What to make of Friday’s action?
You might say things came full circle. The market liked it, then hated it when the Fed didn’t raise rates two weeks earlier. When we got surprisingly weak employment data, given the mindset of “rates are unhealthy-low,” it was no shock that stocks sold off hard and Treasurys rallied. But then, it seemed, there was a realization that things made sense. Maybe the Fed wasn’t so off base. Maybe we overreacted. Maybe we’re making too big a deal out of everything.
The one unfortunate development would seem to be a prolonged reluctance from convertible issuers in a low-rate regime. Maybe, maybe not. The mislabeled high- yield market has been struggling and didn’t rally much on Friday, though today seems to be better with a commodity bounce. Does high yield cease to be a viable alternative for a lot of our prospects? It’s a reasonable thesis.

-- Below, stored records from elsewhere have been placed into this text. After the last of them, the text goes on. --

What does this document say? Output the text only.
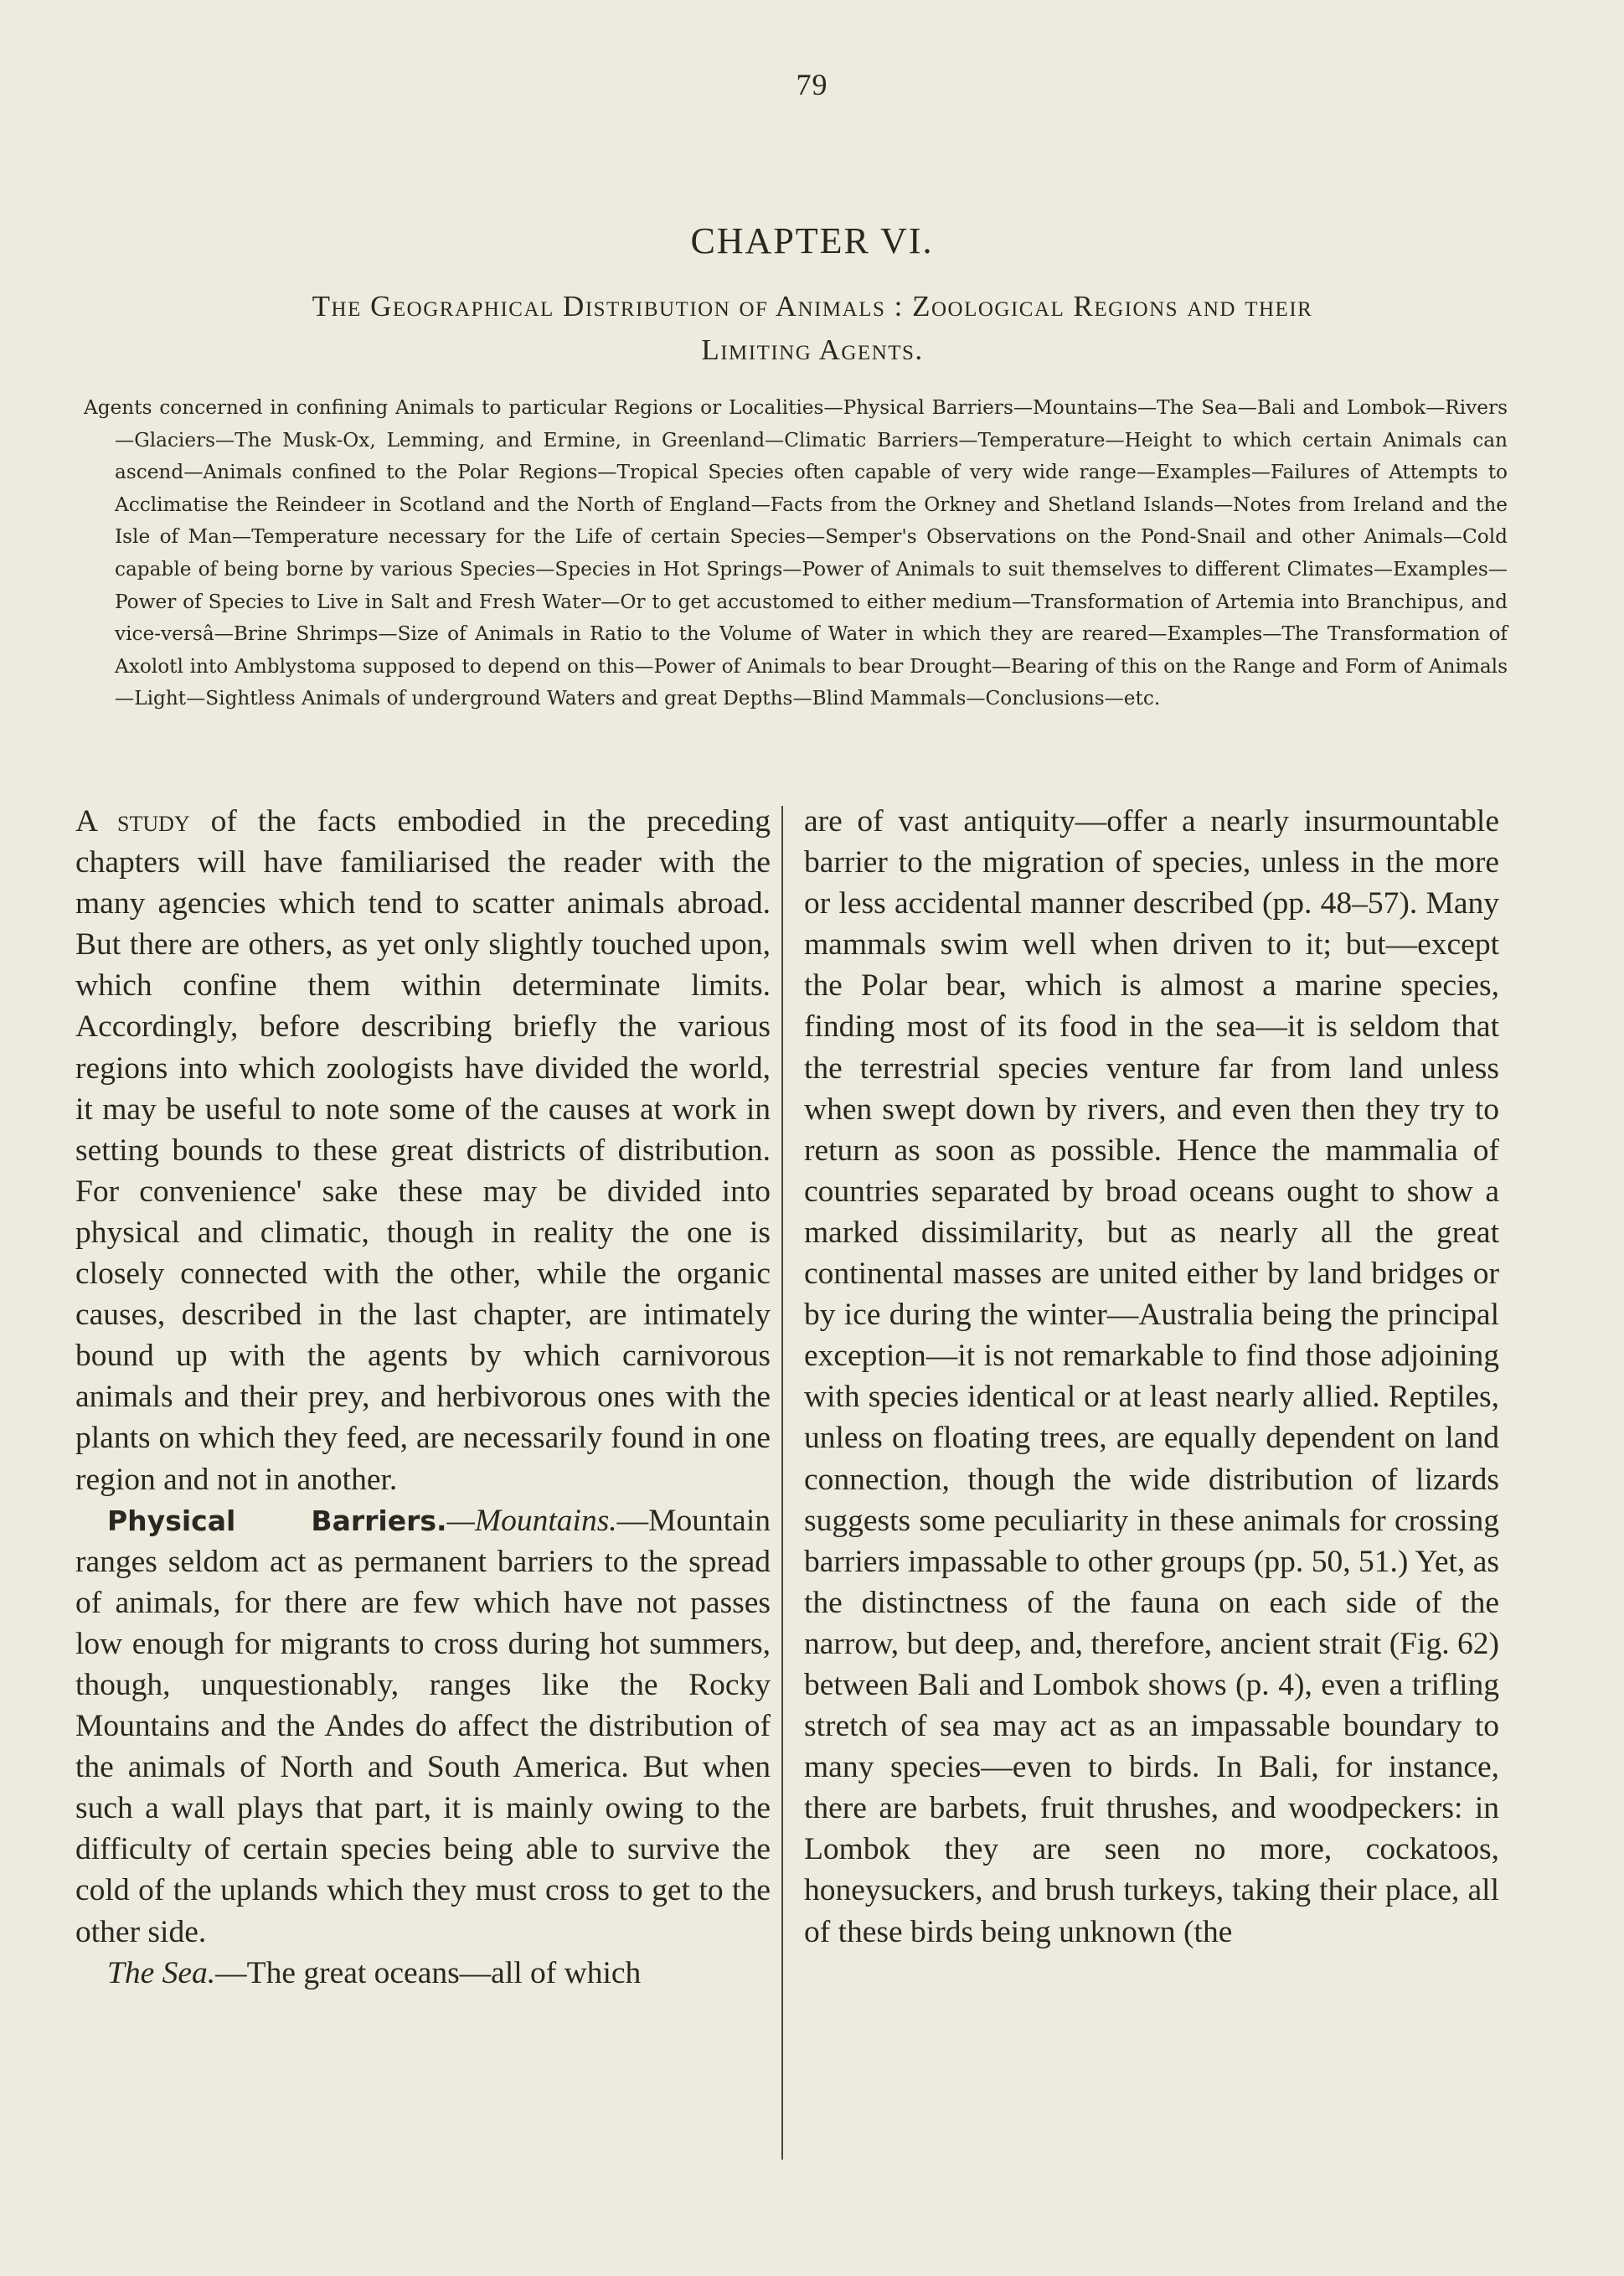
79
CHAPTER VI.
The Geographical Distribution of Animals : Zoological Regions and their
Limiting Agents.
Agents concerned in confining Animals to particular Regions or Localities—Physical Barriers—Mountains—The Sea—Bali and Lombok—Rivers—Glaciers—The Musk-Ox, Lemming, and Ermine, in Greenland—Climatic Barriers—Temperature—Height to which certain Animals can ascend—Animals confined to the Polar Regions—Tropical Species often capable of very wide range—Examples—Failures of Attempts to Acclimatise the Reindeer in Scotland and the North of England—Facts from the Orkney and Shetland Islands—Notes from Ireland and the Isle of Man—Temperature necessary for the Life of certain Species—Semper's Observations on the Pond-Snail and other Animals—Cold capable of being borne by various Species—Species in Hot Springs—Power of Animals to suit themselves to different Climates—Examples—Power of Species to Live in Salt and Fresh Water—Or to get accustomed to either medium—Transformation of Artemia into Branchipus, and vice-versâ—Brine Shrimps—Size of Animals in Ratio to the Volume of Water in which they are reared—Examples—The Transformation of Axolotl into Amblystoma supposed to depend on this—Power of Animals to bear Drought—Bearing of this on the Range and Form of Animals—Light—Sightless Animals of underground Waters and great Depths—Blind Mammals—Conclusions—etc.

A study of the facts embodied in the preceding chapters will have familiarised the reader with the many agencies which tend to scatter animals abroad. But there are others, as yet only slightly touched upon, which confine them within determinate limits. Accordingly, before describing briefly the various regions into which zoologists have divided the world, it may be useful to note some of the causes at work in setting bounds to these great districts of distribution. For convenience' sake these may be divided into physical and climatic, though in reality the one is closely connected with the other, while the organic causes, described in the last chapter, are intimately bound up with the agents by which carnivorous animals and their prey, and herbivorous ones with the plants on which they feed, are necessarily found in one region and not in another.

Physical Barriers.—Mountains.—Mountain ranges seldom act as permanent barriers to the spread of animals, for there are few which have not passes low enough for migrants to cross during hot summers, though, unquestionably, ranges like the Rocky Mountains and the Andes do affect the distribution of the animals of North and South America. But when such a wall plays that part, it is mainly owing to the difficulty of certain species being able to survive the cold of the uplands which they must cross to get to the other side.

The Sea.—The great oceans—all of which

are of vast antiquity—offer a nearly insurmountable barrier to the migration of species, unless in the more or less accidental manner described (pp. 48–57). Many mammals swim well when driven to it; but—except the Polar bear, which is almost a marine species, finding most of its food in the sea—it is seldom that the terrestrial species venture far from land unless when swept down by rivers, and even then they try to return as soon as possible. Hence the mammalia of countries separated by broad oceans ought to show a marked dissimilarity, but as nearly all the great continental masses are united either by land bridges or by ice during the winter—Australia being the principal exception—it is not remarkable to find those adjoining with species identical or at least nearly allied. Reptiles, unless on floating trees, are equally dependent on land connection, though the wide distribution of lizards suggests some peculiarity in these animals for crossing barriers impassable to other groups (pp. 50, 51.) Yet, as the distinctness of the fauna on each side of the narrow, but deep, and, therefore, ancient strait (Fig. 62) between Bali and Lombok shows (p. 4), even a trifling stretch of sea may act as an impassable boundary to many species—even to birds. In Bali, for instance, there are barbets, fruit thrushes, and woodpeckers: in Lombok they are seen no more, cockatoos, honeysuckers, and brush turkeys, taking their place, all of these birds being unknown (the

In this issue we recap quarterly performance, or lack thereof, in the convertible market viewed through our HOCS prism. We also discuss some big changes in the Ugly 20 list. We hope these recaps will provide some new insights into the just- completed quarter.
October promises to be an interesting month—a market looking for direction, earnings, and an unusually intriguing baseball postseason. Let’s get strapped in.
One last thing—in last week’s Euro Gang of 20, we mentioned the downtrodden Volkswagen convertible. It got through our filters, and we were so intrigued by the situation that forgot to mention it was a mandatory convertible. Mandatories don’t belong in HARP and HOCS pieces, so we apologize.